El sonido cesó de forma tan abrupta como había empezado, y una sustancia negra y espesa se filtró por la hendidura. Goteó por la abertura en dirección a la realidad, arrastrando un olor tan hediondo que tuve que contener el vómito, una podredumbre honda, antigua como la piedra. Poco a poco el limo se solidificó, y entonces se formó una túnica oscura en torno a una figura blanca como el hueso. Saavedra emitió un sonido mezcla de grito y suspiro, y supe que había muerto.Vi fugazmente el rostro de la cosa, ojos de cristal roto sobre hileras e hileras de dientes afilados.
Entonces desapareció, se alejó flotando hacia la línea dren. Se movió sin signos visibles de esfuerzo, como llevada por una fuerza ajena a su propio cuerpo. El hedor permaneció.
Mi mente se apresuró a alzarse entre las anteriormente rígidas leyes de la existencia. Fue dicho y hecho: ser consciente de la presencia de otras patrullas dren en las inmediaciones, y la sospecha de que no se apiadarían de mi estado mental, estando ahí de pie entre los cadáveres de sus compañeros, bastó para obligarme a ponerme en marcha.
Medio segundo de inspección me confirmó que Saavedra había muerto. Fue un perro de los que dan miedo, y al final no tuve queja alguna acerca de su conducta o carácter. Los asher creían que la muerte en combate era la única vía para la redención, y en ese aspecto su amenazante deidad había sido satisfecha.
No hubo tiempo para lamentarse, rara vez lo hay. Nueve hombres yacían muertos, y habría un décimo que añadir a la cuenta si me demoraba más. Introduje la espada de trinchera en el cinto y emprendí el regreso, para comprobar cómo se encontraba el hechicero.
Adelweid se hallaba de pie en lo alto de la pequeña duna, con las manos en las caderas, engallado como un ave de concurso.
—¿La has visto? Con lo cerca que estabas del epicentro tienes que haberla visto. Se te ha permitido vislumbrar los reinos que se extienden más allá del nuestro, has visto las paredes finas como papel de seda que separan este mundo del siguiente. ¿Comprendes lo afortunado que eres?
Carolinus estaba encogido junto a una piedra gris. Llevaba muerto unos minutos.Vi un par de soldados dren despatarrados a escasa distancia de él, junto a su enemigo.
—¿Qué le ha pasado? —pregunté, consciente de que no obtendría una respuesta detallada.
Adelweid abandonó un instante su ensimismamiento.
—¿Quién? Ah, mi guardián. Está muerto. —El hechicero se volvió hacia mí, sonrojado, lo más cerca que había estado de parecerme humano, y añadió con emoción en la voz—: ¡Pero su sacrificio no fue en vano! Mi misión ha tenido éxito, ¡y siento que en toda la llanura mis compañeros también lo han logrado! Eres doblemente afortunado, teniente: ¡tienes el privilegio de presenciar el colapso de los Estados Dren!

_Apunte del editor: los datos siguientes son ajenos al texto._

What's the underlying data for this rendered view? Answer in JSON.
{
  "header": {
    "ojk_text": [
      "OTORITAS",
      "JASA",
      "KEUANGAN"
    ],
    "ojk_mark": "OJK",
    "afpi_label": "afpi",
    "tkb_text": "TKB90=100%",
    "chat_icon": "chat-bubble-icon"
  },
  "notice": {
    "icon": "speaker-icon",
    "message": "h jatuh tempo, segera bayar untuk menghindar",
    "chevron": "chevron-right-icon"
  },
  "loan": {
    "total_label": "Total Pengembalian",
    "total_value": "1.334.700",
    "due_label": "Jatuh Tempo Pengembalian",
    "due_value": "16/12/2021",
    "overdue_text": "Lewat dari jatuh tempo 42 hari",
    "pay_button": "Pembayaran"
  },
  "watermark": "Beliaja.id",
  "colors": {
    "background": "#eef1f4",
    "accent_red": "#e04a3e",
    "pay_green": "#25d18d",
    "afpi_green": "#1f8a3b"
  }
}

Cuando no dije nada se volvió más o menos en dirección a sus creaciones, atento al modo en que de vez en cuando un relámpago rasgaba el paisaje. A lo lejos alcancé a distinguir la ola de cosas que se movían con firmeza hacia el este. Adelweid no había exagerado: vistas de lejos había algo etéreo, hermoso incluso, en esas criaturas. Aunque conservaba frescos en la memoria el recuerdo de aquel terrible hedor y el sonido que hizo Saavedra cuando se le paró el corazón. No compartía la presunción de Adelweid de que lo que había visto iba más allá de la más pura abominación ante los ojos del Juramentado y todos los Daevas.
Entonces empezaron los gritos, un coro que se levantaba desde las líneas dren. En combate, los sonidos de la muerte se mezclan con los de la batalla, los gritos de los heridos se confunden con el entrechocar del acero y las explosiones del fuego de los cañones. Pero los sonidos finales de los dren fueron indisolubles de cualquier otro ruido, hecho que los volvía un millar de veces más terribles. La sonrisa de Adelweid se hizo más pronunciada.